What you see as jagged in render isn't actually jagged. A curved surface gives an infinite number of possibilities for light reflection, so computer renditions limit them to a manageable number by fitting facets that approximate the surface, and that's what you see. Workplanes aren't that complex. You've drawn 2D splines, and they have to be on different planes to loft. Each object in your drawing is associated with a coordinate system, and the x,y plane of that system is a workplane. Select even a 3D curve and you see the origin and axes that it's associated with, transformations to the object are relative to those. TC lets you put the origin anywhere, and orient its axes however you wish, so any translation and transformation of any object is possible relative to any point with any orientation. That's quite a simple concept, yet almost infinitely flexible - when you understand how to use it with TC.
"Won't shell" refers to one of TC's capabilities. When you loft open shapes, you create a zero-thickness surface. When you loft closed figures, you create enclosed volumes. You can "shell" either, which gives thickness to a surface, and makes volume solids hollow with constant-thickness walls. That can't happen in all instances. If a surface is too irregular or falls outside some other criteria, shelling fails. Lofting is a pressure, or smoothness, distribution system, and lofting an open surface is less demanding than lofting a closed one. The ability to shell is a good indicator of whether or not a surface is smooth.
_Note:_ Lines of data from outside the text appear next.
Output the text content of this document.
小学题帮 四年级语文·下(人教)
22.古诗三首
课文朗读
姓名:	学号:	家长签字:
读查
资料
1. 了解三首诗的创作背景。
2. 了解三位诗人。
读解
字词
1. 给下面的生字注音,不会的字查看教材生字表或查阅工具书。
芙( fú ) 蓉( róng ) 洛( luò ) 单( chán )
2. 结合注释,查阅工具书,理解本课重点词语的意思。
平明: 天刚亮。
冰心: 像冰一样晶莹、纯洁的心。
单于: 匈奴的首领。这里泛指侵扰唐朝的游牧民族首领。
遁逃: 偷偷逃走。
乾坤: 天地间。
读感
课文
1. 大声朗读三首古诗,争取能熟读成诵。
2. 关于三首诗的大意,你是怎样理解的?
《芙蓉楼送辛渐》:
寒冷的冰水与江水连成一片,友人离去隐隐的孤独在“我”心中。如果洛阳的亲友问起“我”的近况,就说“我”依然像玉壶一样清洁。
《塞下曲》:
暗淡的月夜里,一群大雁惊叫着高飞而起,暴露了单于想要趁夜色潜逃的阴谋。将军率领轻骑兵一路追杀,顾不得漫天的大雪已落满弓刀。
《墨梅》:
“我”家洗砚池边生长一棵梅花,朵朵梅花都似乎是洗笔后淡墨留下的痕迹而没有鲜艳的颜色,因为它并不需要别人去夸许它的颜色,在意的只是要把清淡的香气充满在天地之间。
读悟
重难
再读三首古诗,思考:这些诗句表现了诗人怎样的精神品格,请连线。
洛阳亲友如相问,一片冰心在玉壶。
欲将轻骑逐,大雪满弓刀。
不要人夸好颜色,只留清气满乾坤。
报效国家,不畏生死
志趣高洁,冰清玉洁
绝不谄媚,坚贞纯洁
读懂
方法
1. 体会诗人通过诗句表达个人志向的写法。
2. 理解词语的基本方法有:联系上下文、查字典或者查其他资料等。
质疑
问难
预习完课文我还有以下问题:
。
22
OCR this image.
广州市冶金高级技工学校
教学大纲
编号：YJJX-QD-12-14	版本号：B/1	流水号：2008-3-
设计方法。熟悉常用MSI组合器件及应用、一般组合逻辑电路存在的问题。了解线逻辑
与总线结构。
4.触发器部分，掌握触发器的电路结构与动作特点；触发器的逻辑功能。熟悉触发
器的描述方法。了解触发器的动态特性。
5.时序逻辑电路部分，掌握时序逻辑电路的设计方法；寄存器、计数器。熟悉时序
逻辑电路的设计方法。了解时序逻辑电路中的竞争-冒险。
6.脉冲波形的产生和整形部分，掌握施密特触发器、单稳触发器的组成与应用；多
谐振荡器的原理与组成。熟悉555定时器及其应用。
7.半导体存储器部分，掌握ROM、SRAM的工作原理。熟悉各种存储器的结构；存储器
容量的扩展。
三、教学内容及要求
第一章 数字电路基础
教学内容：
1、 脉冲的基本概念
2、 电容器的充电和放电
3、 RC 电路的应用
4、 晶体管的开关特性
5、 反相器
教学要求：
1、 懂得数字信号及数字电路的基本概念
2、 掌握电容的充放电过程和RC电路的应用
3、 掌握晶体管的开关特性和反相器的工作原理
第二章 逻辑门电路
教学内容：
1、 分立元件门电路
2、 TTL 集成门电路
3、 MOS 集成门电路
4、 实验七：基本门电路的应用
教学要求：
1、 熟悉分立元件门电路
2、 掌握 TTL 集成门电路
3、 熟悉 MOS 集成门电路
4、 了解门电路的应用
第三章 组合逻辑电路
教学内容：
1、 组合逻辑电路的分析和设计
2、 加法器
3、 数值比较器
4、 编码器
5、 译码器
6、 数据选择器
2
You've oriented your fin flat on the world workplane, I've altered the orientation of the tip spline, so the resulting surface dips into the space below z=0, then sliced off the part that does so. TC, like other CAD applications, adds and subtracts 3D objects from one another. Slicing is a boolean operation that separates two parts of an object with a plane.
"Coincident splines" just means two or more splines occupying the same space.
TC is capable of making your fins in many more ways than one, but its capability has a learning curve. It can't create the objects you want it to unless you know how to tell it to.